Clock drive:  Different proteins need to be made at different times of the day and night.  A paper in PLoS Biology describes how the circadian clock, the timekeeper in cells, regulates protein synthesis.  Researchers found that mid-day and midnight are key times for activity.  “Our work also finds that many clock cell processes, including metabolism, redox state, signaling, neurotransmission, and even protein synthesis itself, are coordinately regulated such that mRNAs required for similar cellular functions are translated in synchrony at the same time of day.

If there is any field of science that has revolutionized our view of life, it is the discovery of factories of molecular machines in living cells.  Look at them!  They are doing precise, coordinated work involving thousands of parts working together, all the time, even in our sleep.  When you realize that these discoveries have occurred in the lifetimes of many people alive today, and continue to accelerate each year, you realize how privileged we are to see this nano-miniaturized manufacturing phenomenon keeping us and every living thing alive.  This short article doesn’t tell the half of it, or the hundredth, of what new imaging techniques have revealed in the last 20 years.

One can only wonder if Darwin would have dared to put forth a speculation that blind, unguided processes are responsible for life, had he known what we know today.  Think back also to the scientists and philosophers of earlier centuries, back to the Romans, Greeks and Babylonians.  If they had known what we know, how different a world might it have been?  How different would have been the religious, cultural and philosophical traditions of the nations?

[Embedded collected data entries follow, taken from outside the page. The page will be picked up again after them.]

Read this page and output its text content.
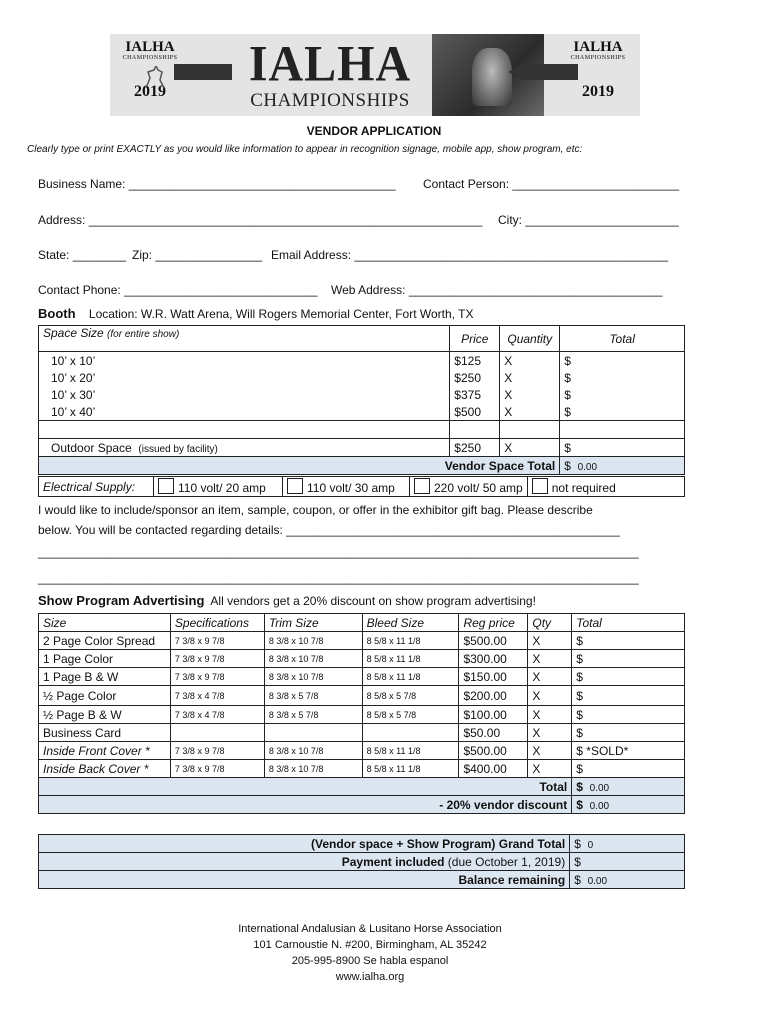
IALHA
CHAMPIONSHIPS
2019	IALHA
CHAMPIONSHIPS
IALHA
CHAMPIONSHIPS
2019
VENDOR APPLICATION
Clearly type or print EXACTLY as you would like information to appear in recognition signage, mobile app, show program, etc:
Business Name: ________________________________________ Contact Person: _________________________
Address: ___________________________________________________________ City: _______________________
State: ________ Zip: ________________ Email Address: _______________________________________________
Contact Phone: _____________________________ Web Address: ______________________________________
Booth Location: W.R. Watt Arena, Will Rogers Memorial Center, Fort Worth, TX
Space Size (for entire show)	Price	Quantity	Total
10’ x 10’	$125	X	$
10’ x 20’	$250	X	$
10’ x 30’	$375	X	$
10’ x 40’	$500	X	$

Outdoor Space (issued by facility)	$250	X	$
Vendor Space Total			$ 0.00
Electrical Supply:	110 volt/ 20 amp	110 volt/ 30 amp	220 volt/ 50 amp	not required
I would like to include/sponsor an item, sample, coupon, or offer in the exhibitor gift bag. Please describe
below. You will be contacted regarding details: __________________________________________________
__________________________________________________________________________________________
__________________________________________________________________________________________
Show Program Advertising All vendors get a 20% discount on show program advertising!
Size	Specifications	Trim Size	Bleed Size	Reg price	Qty	Total
2 Page Color Spread	7 3/8 x 9 7/8	8 3/8 x 10 7/8	8 5/8 x 11 1/8	$500.00	X	$
1 Page Color	7 3/8 x 9 7/8	8 3/8 x 10 7/8	8 5/8 x 11 1/8	$300.00	X	$
1 Page B & W	7 3/8 x 9 7/8	8 3/8 x 10 7/8	8 5/8 x 11 1/8	$150.00	X	$
½ Page Color	7 3/8 x 4 7/8	8 3/8 x 5 7/8	8 5/8 x 5 7/8	$200.00	X	$
½ Page B & W	7 3/8 x 4 7/8	8 3/8 x 5 7/8	8 5/8 x 5 7/8	$100.00	X	$
Business Card				$50.00	X	$
Inside Front Cover *	7 3/8 x 9 7/8	8 3/8 x 10 7/8	8 5/8 x 11 1/8	$500.00	X	$ *SOLD*
Inside Back Cover *	7 3/8 x 9 7/8	8 3/8 x 10 7/8	8 5/8 x 11 1/8	$400.00	X	$
Total						$ 0.00
- 20% vendor discount						$ 0.00
(Vendor space + Show Program) Grand Total	$ 0
Payment included (due October 1, 2019)	$
Balance remaining	$ 0.00
International Andalusian & Lusitano Horse Association
101 Carnoustie N. #200, Birmingham, AL 35242
205-995-8900 Se habla espanol
www.ialha.org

The modern world coasts on Enlightenment and modernist assumptions about life and its simplistic Darwinian notions.  The implications of this scale of complexity at the basis of life – the cell – have not yet had time to percolate into the culture.  Take time to think through those mind-boggling implications.  They are life changing!  Only intelligent design has a vera causa adequate to explain what biochemistry has revealed, and only biblical creationism has an adequate Designer.  Leeuwenhoek, the creationist father of microscopy, was astonished and delighted with what he saw through his crude instruments.  Oh, to be able to show him what we see now!  Play that role for him; don’t ever let the wonders of Swiss army knives, Samurai swords, clock drives and all the rest become mundane news.  This is epochal.  This is monumental.  This is world-changing.